Monday, June 18, 2012

Got Net? Working toward a thoroughly wired Washington

Rep. John McCoy
Led by state Rep. John McCoy, legislative Democrats are continuing the demanding, extremely needed work of investigating and promoting broadband availability. It's a territory the investigating and promoting of which other communities, states and nations neglect at their great peril. McCoy chairs the pivotal House Technology, Energy & Communications Committee, which is monitoring state and federal work at establishing universal service reform. The McCoy committee, among its other missions, wants to find the best way to see to it that the so-called Internet Age is blind to color and economic class.
"We have before us a huge and fundamental goal," said McCoy. "It is the advancement of broadband services for citizens, communities and neighborhoods that right now are getting short shrift. We want to write -- we must write -- legislation that will strengthen broadband-availability in each of our 39 counties."
He emphasized that higher education and economic development "are intertwined with and, indeed, very closely connected with this booming technological sector of our 21st-century economy. It's fundamental that we emphasize equitable opportunities in Washington's communities of color -- and in our communities of economic injustice and socio-political disenfranchisement."
McCoy noted a recent Seattle Times editorial -- "Mining deeper (and younger) for tomorrow's workers and citizens " (Tuesday, June 12, 2012) -- lamenting the dearth of engineers and scientists who have been produced by Washington's colleges and universities. The newspaper editorial emphasizes that businesses here in the Evergreen State are crying out for more women and men who are ready and qualified to step into new-century careers.
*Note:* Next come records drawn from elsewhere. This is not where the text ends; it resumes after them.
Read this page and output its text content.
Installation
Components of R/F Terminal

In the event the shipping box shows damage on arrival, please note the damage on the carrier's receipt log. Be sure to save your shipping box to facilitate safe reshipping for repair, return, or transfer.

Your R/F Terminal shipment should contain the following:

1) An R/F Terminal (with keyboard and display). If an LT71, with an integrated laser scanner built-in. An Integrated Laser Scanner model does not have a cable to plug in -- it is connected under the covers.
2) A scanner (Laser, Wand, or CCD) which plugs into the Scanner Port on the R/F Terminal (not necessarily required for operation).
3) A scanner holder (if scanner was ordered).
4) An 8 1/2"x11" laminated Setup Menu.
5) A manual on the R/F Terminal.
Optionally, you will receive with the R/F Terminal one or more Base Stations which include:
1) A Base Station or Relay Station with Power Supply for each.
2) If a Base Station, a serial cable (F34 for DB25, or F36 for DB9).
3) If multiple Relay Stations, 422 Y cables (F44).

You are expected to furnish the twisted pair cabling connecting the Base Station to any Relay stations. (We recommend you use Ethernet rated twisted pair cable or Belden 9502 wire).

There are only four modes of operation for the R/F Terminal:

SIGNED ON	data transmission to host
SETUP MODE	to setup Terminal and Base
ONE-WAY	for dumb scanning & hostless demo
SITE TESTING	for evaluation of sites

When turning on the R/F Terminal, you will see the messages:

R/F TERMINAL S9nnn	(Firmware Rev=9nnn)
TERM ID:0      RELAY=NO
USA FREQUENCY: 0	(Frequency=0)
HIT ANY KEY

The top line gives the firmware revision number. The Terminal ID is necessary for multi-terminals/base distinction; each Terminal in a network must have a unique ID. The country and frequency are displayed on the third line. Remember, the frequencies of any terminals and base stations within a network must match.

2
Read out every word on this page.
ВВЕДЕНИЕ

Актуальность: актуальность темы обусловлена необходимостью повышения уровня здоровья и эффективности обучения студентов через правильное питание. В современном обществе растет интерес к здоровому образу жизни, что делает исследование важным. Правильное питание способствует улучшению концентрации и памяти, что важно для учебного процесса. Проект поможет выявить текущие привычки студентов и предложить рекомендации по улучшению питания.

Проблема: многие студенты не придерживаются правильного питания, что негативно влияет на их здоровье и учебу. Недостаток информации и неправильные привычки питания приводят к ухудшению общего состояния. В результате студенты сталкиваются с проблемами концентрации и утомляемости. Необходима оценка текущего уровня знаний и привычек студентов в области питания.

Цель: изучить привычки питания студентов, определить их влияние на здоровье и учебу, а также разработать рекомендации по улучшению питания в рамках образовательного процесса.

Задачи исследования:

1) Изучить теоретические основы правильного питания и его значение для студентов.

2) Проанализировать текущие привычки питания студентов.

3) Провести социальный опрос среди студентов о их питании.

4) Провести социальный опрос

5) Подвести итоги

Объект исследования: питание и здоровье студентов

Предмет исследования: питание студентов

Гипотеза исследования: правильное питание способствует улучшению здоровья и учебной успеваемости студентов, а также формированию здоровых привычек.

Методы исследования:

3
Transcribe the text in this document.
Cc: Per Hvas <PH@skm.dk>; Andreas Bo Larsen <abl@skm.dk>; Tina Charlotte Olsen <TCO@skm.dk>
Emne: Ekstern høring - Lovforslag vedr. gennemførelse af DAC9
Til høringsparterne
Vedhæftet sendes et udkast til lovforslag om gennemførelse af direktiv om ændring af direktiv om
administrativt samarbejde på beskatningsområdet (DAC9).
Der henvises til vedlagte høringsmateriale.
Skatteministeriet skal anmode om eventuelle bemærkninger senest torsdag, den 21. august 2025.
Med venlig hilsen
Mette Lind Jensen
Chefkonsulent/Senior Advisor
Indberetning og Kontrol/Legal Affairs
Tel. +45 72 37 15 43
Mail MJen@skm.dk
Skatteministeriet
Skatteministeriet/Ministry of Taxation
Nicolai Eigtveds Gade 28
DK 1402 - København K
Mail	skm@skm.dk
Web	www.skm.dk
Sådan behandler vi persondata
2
McCoy himself has a background very much heaped in technology. Retiring in 1981, his 20-year United States Air Force career had been filled with extensive training in computer operations and programming. He then worked as a computer technician in the White House from 1982 to 1985. McCoy went on to a management career in the private sector that continued his work and calling in the field of computer programming and operations.